The archbishop pointed out that rapprochement between Christian denominations has become an urgent necessity in today’s world, because the essence of faith is one and sectarian and religious conflicts have become a danger threatening individuals and entire nations.
“Christians in Syria are a key component of the community and they feel pain for this bitter conflict and war, but there is no direct threat against them, but against Syrian society which consists of several denominations under citizenship and Arabism,” Archbishop Issa said.

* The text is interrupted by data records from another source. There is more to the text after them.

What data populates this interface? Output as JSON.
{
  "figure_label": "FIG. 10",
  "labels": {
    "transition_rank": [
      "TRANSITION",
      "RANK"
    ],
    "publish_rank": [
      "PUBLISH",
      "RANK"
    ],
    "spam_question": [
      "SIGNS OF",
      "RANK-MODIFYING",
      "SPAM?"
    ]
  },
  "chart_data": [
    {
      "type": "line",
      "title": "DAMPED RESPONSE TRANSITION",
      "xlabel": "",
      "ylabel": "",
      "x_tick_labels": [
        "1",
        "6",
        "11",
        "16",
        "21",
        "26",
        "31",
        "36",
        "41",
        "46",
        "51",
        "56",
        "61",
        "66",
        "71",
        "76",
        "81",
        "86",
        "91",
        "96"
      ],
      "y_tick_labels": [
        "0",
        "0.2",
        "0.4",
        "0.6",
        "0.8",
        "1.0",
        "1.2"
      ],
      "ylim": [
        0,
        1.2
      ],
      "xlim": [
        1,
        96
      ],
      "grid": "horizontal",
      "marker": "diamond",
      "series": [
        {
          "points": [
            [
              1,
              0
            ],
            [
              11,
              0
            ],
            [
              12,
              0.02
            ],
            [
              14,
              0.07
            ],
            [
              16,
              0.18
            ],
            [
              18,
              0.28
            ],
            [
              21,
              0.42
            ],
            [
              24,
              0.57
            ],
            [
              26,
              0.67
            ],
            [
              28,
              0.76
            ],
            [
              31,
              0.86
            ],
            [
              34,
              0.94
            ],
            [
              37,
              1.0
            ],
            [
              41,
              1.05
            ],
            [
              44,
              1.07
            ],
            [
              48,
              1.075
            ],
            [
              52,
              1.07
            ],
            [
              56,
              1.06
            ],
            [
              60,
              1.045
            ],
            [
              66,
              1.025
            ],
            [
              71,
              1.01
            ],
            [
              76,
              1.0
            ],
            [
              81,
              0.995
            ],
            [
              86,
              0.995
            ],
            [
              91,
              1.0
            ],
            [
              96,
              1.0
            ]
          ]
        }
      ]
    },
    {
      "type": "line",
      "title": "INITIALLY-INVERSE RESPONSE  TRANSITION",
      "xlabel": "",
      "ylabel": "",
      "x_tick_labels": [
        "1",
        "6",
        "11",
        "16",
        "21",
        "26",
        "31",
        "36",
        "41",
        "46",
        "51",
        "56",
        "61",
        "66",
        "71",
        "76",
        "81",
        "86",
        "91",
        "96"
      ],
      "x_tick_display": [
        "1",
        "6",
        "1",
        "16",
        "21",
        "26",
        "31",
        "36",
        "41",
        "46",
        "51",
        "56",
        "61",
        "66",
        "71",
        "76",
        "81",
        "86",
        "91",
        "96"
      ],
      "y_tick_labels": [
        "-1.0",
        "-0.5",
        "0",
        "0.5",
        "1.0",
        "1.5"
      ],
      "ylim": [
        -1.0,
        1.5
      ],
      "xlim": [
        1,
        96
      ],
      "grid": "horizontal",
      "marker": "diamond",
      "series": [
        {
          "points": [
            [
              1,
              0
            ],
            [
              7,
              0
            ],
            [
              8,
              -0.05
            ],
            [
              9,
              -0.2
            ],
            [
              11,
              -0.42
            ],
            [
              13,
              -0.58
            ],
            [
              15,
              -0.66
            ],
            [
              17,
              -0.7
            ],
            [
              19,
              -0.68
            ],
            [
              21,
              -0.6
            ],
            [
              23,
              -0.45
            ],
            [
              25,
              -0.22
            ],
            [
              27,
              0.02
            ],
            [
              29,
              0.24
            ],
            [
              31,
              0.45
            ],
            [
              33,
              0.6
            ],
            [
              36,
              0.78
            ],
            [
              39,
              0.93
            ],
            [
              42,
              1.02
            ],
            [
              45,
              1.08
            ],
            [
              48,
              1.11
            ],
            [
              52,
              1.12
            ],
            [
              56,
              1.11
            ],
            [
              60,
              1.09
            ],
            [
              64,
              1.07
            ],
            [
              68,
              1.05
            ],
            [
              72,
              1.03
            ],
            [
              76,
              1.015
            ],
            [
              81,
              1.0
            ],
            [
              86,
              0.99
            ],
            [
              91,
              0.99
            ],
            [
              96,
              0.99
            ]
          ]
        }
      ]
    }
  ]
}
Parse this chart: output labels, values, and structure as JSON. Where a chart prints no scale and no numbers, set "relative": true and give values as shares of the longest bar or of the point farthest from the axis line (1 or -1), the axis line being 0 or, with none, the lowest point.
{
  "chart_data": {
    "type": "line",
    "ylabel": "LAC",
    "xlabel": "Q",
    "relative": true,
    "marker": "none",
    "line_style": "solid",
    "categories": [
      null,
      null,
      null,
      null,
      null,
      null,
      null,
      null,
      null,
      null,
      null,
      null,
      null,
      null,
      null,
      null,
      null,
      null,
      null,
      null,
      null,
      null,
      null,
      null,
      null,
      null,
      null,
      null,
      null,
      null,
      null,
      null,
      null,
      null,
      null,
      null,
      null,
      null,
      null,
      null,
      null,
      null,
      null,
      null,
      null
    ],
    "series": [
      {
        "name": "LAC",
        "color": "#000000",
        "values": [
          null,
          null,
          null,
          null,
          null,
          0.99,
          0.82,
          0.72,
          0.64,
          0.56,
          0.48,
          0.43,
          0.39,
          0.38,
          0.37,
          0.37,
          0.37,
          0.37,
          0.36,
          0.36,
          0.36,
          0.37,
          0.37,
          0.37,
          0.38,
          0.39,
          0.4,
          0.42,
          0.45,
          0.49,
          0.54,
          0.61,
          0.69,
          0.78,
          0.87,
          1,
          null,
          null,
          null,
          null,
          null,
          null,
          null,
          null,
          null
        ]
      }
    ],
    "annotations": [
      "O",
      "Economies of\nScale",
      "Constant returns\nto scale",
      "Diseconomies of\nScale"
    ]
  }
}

He said they feel bitterness for the abduction of Syriac Orthodox Archbishop Yohanna Ibrahim and Greek Orthodox Archbishop Boulos Yazigi, noting that the abduction period has lasted long and concern about their lives increases. He added that they hold prayers for their safety.
“The Syrian people condemn involving Christian clergy in Syria as a party in political conflict,” the archbishop added. “The church is trying to move away from politics and calls on everyone to stop fighting and bloodshed and resort to negotiated political solutions.”
The archbishop stressed the importance of deepening Islamic-Christian dialogue in the Arab region and fostering national unity and coexistence, because slipping into the trap of religious conflicts and sectarian fighting is the end of any state, and this is already threatening many Arab countries, such as the bitter crises experienced by Lebanon, Iraq and other countries.